In response to demand, many companies that produce MREs have started offering similar (not identical!) versions to civilians, with a few modifications to the contents.

This almost always results in a net reduction of calories since precious few civilians, even those working hard in the outdoors, will burn as many calories as a soldier in the field.

For example, most of the civilian-grade MREs on the market tend to top out at around 1,100 calories a meal compared to military-style offerings which can hit as high as 1,500 calories per meal in some instances.

Again, consider this when buying your emergency food stores if you are counting on accumulating ‘X’ number of calories in the form of MREs for sustenance during an emergency scenario.

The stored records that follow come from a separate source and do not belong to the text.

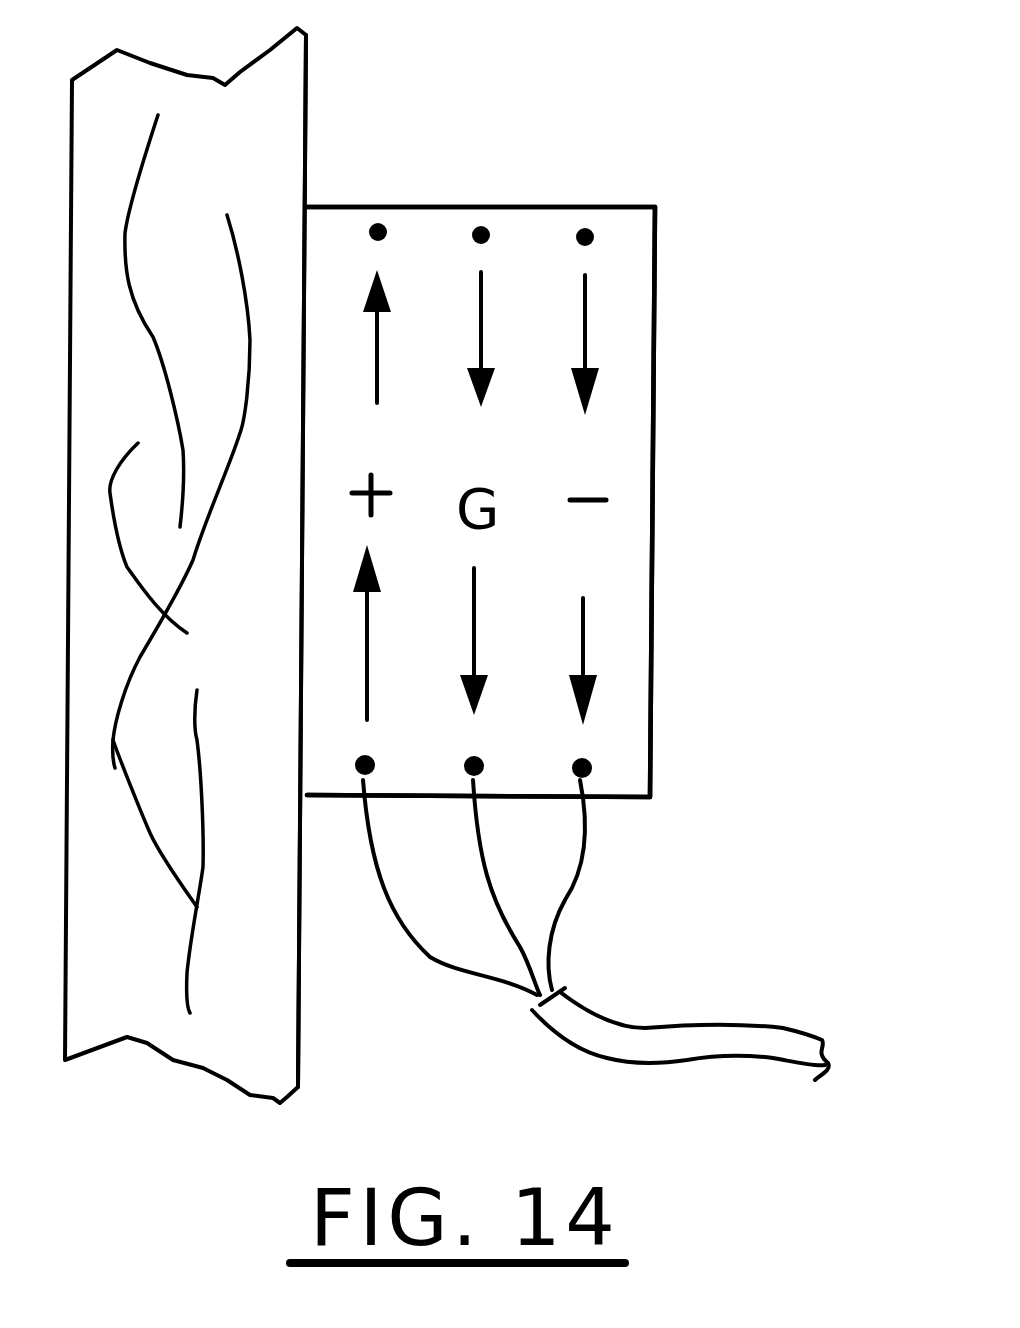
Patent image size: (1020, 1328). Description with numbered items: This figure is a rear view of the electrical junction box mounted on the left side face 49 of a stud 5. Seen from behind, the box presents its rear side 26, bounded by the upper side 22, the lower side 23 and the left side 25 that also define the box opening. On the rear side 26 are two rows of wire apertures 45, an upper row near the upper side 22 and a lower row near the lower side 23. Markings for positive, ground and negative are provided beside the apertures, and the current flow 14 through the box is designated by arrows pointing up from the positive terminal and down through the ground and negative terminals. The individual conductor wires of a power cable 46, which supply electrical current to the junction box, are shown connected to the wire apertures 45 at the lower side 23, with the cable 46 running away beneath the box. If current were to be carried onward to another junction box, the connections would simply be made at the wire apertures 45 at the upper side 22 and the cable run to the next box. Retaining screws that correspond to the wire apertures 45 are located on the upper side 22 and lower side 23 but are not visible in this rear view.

The stud 5 is at (310, 97).
The current flow 14 is at (592, 337).
The upper side 22 is at (533, 193).
The lower side 23 is at (623, 805).
The left side 25 is at (655, 460).
The rear side 26 is at (615, 563).
The wire apertures 45 is at (740, 690).
The power cable 46 is at (680, 1022).
The left side face 49 is at (303, 973).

The difference in total calories between military and civilian MREs spread across several cases could mean many days worth of difference!

If you are counting every calorie for your plans, contact the manufacturer for precise info.

Can you survive off eating only MREs

MREs Will Keep You Alive, but are Not Healthy Long Term

And lastly, just because MREs have more than enough calories to keep you alive no matter the situation does not mean they are a complete or healthy option.

MREs are designed to be complete meals with balanced macronutrient content, but they are not nutritionally perfect.

They contain much, much more calories, fat, and sodium than the average person should consume in a day regularly.

If you plan on using MREs for an extended period of time, you will start to suffer from overconsumption of salt which can cause trouble, to say nothing of weight gain brought on by a truly tremendous amount of calories.

You only need to ask former members of the military if you want some “MRE-livin'” horror stories.

Many veterans “fondly” remember the health implications of eating them for weeks or months at a time in the form of chronic diarrhea, headaches, high-blood pressure, and crippling constipation. You have been warned.

Bottom line, plan accordingly, and don’t forget to add other nutritional sources to your emergency supplies if you plan on relying heavily on MREs for sustenance.

Be sure to account for variations in calorie content from the country of origin as well as civilian vs. military rations when planning how many packets you’ll need.

MREs are great and convenient for emergencies, but should not be the sole component of your diet, even in an emergency.